New York, September 17, 2008–The Committee to Protect Journalists is concerned that authorities in Yemen continue to hold a fixer in custody while releasing another. The two were picked up in July with a reporter for the U.S.-based television network HDNet.
Mohammed Ahmed Hassan al-Bokhaiti, an interpreter, was released on Sunday after spending almost two months in a prison in Sana’a, the capital, according to Willem Marx, the HDNet reporter who had worked with the fixers. Ali Nasser Gaid al-Bokhaiti, a driver, remains in prison. The two fixers are not related.

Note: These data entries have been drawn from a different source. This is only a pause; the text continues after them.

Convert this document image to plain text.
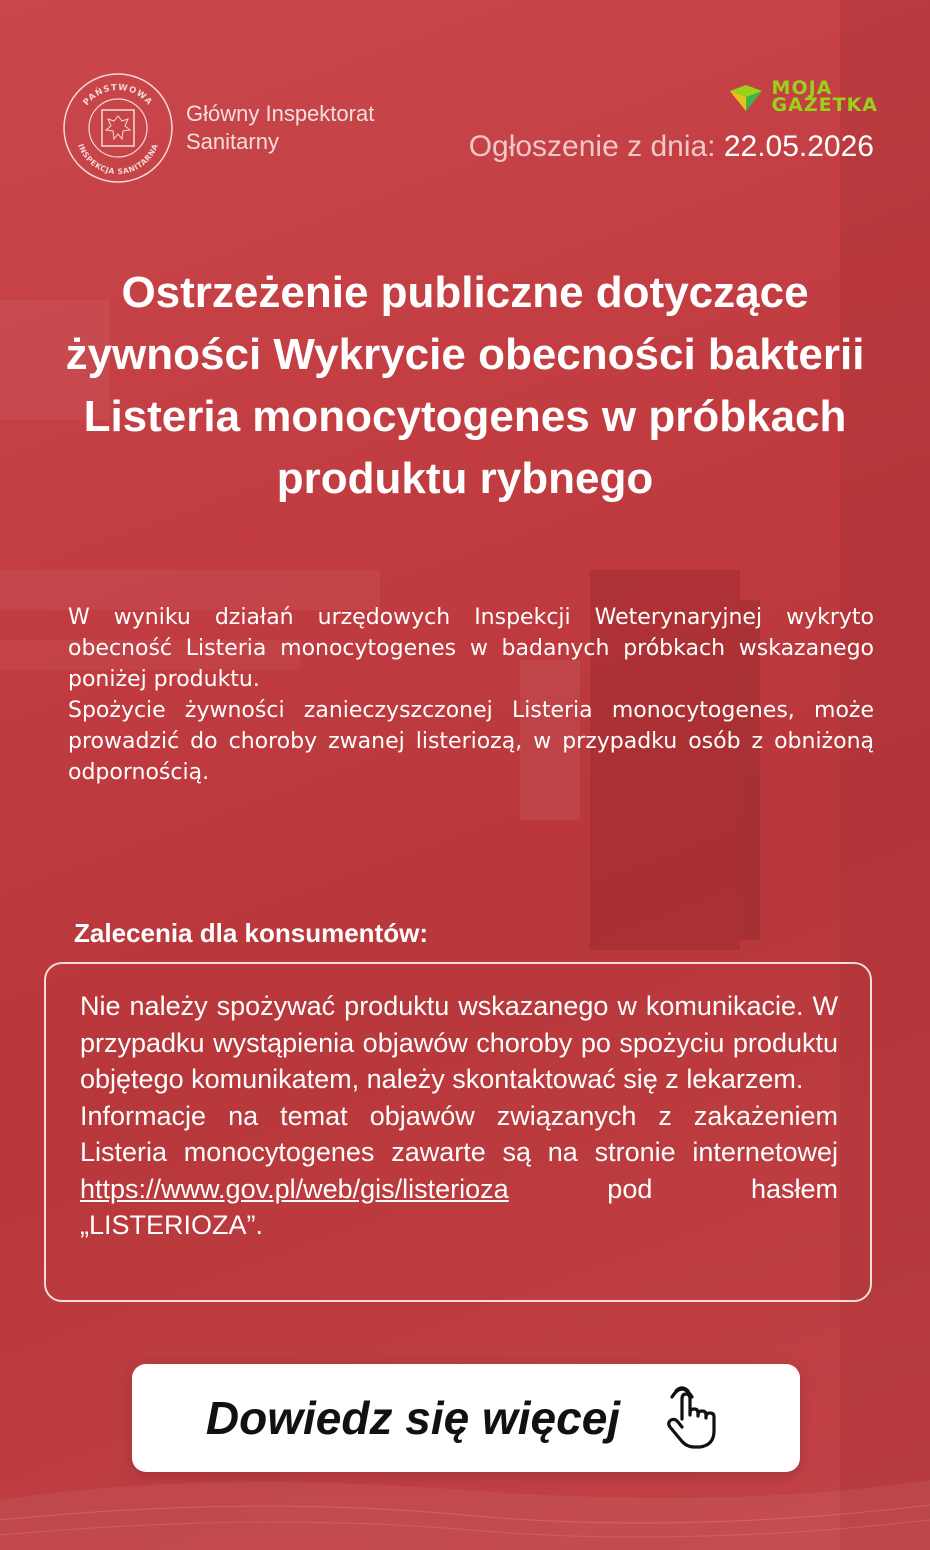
PAŃSTWOWA
INSPEKCJA SANITARNA
Główny Inspektorat
Sanitarny
MOJA
GAZETKA
Ogłoszenie z dnia: 22.05.2026
Ostrzeżenie publiczne dotyczące żywności Wykrycie obecności bakterii Listeria monocytogenes w próbkach produktu rybnego

W wyniku działań urzędowych Inspekcji Weterynaryjnej wykryto obecność Listeria monocytogenes w badanych próbkach wskazanego poniżej produktu.

Spożycie żywności zanieczyszczonej Listeria monocytogenes, może prowadzić do choroby zwanej listeriozą, w przypadku osób z obniżoną odpornością.

Zalecenia dla konsumentów:

Nie należy spożywać produktu wskazanego w komunikacie. W przypadku wystąpienia objawów choroby po spożyciu produktu objętego komunikatem, należy skontaktować się z lekarzem.

Informacje na temat objawów związanych z zakażeniem Listeria monocytogenes zawarte są na stronie internetowej https://www.gov.pl/web/gis/listerioza pod hasłem „LISTERIOZA”.

Dowiedz się więcej
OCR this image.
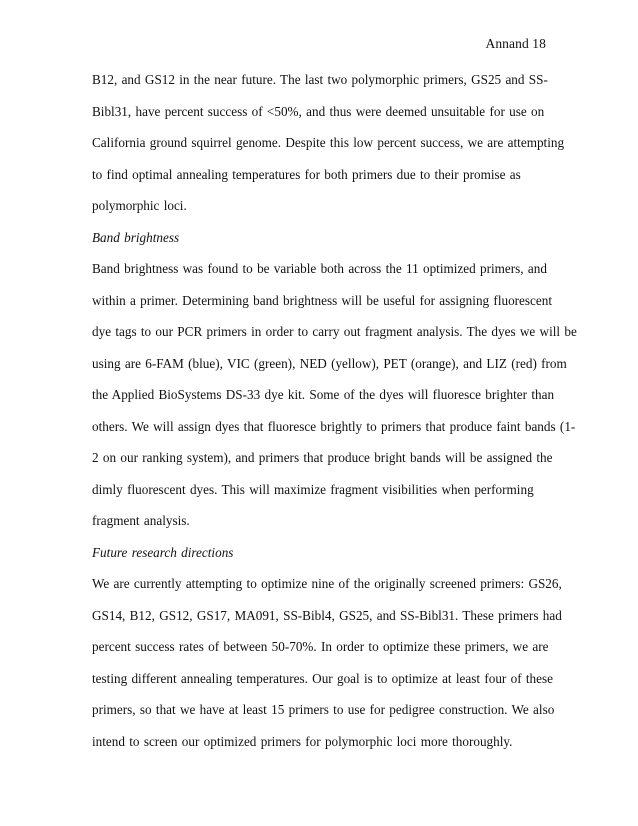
Annand 18
B12, and GS12 in the near future. The last two polymorphic primers, GS25 and SS-
Bibl31, have percent success of <50%, and thus were deemed unsuitable for use on
California ground squirrel genome. Despite this low percent success, we are attempting
to find optimal annealing temperatures for both primers due to their promise as
polymorphic loci.
Band brightness
Band brightness was found to be variable both across the 11 optimized primers, and
within a primer. Determining band brightness will be useful for assigning fluorescent
dye tags to our PCR primers in order to carry out fragment analysis. The dyes we will be
using are 6-FAM (blue), VIC (green), NED (yellow), PET (orange), and LIZ (red) from
the Applied BioSystems DS-33 dye kit. Some of the dyes will fluoresce brighter than
others. We will assign dyes that fluoresce brightly to primers that produce faint bands (1-
2 on our ranking system), and primers that produce bright bands will be assigned the
dimly fluorescent dyes. This will maximize fragment visibilities when performing
fragment analysis.
Future research directions
We are currently attempting to optimize nine of the originally screened primers: GS26,
GS14, B12, GS12, GS17, MA091, SS-Bibl4, GS25, and SS-Bibl31. These primers had
percent success rates of between 50-70%. In order to optimize these primers, we are
testing different annealing temperatures. Our goal is to optimize at least four of these
primers, so that we have at least 15 primers to use for pedigree construction. We also
intend to screen our optimized primers for polymorphic loci more thoroughly.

“We are relieved by the news that authorities have released Mohammed al-Bokhaiti,” CPJ Deputy Director Robert Mahoney said, “but we call for the immediate release of Ali Nasser Gaid al-Bokhaiti, who has been held for nearly two months without charge.”
Marx said he received permission from the Ministry of Information to film in the country. He legally entered Yemen on July 15, he told CPJ. Both Ali and Mohammed al-Bokhaiti were registered with the Ministry of Tourism as Marx’s official guides, Marx said. The journalist had planned to travel via Marib to the northwest province of Saada, where the Yemeni government has battled a rebel insurgency for several years.
The fixers were detained with Marx on the outskirts of Sana’a on July 21 as they were en route to the ancient town of Marib. Marx was interrogated about his trip and work, and then deported, that same day, to Qatar without explanation. CPJ sent a letter to Yemen’s Minister of Interior, Motahar Rashad Al-Masri, in August urging the government to release the journalist’s driver and translator.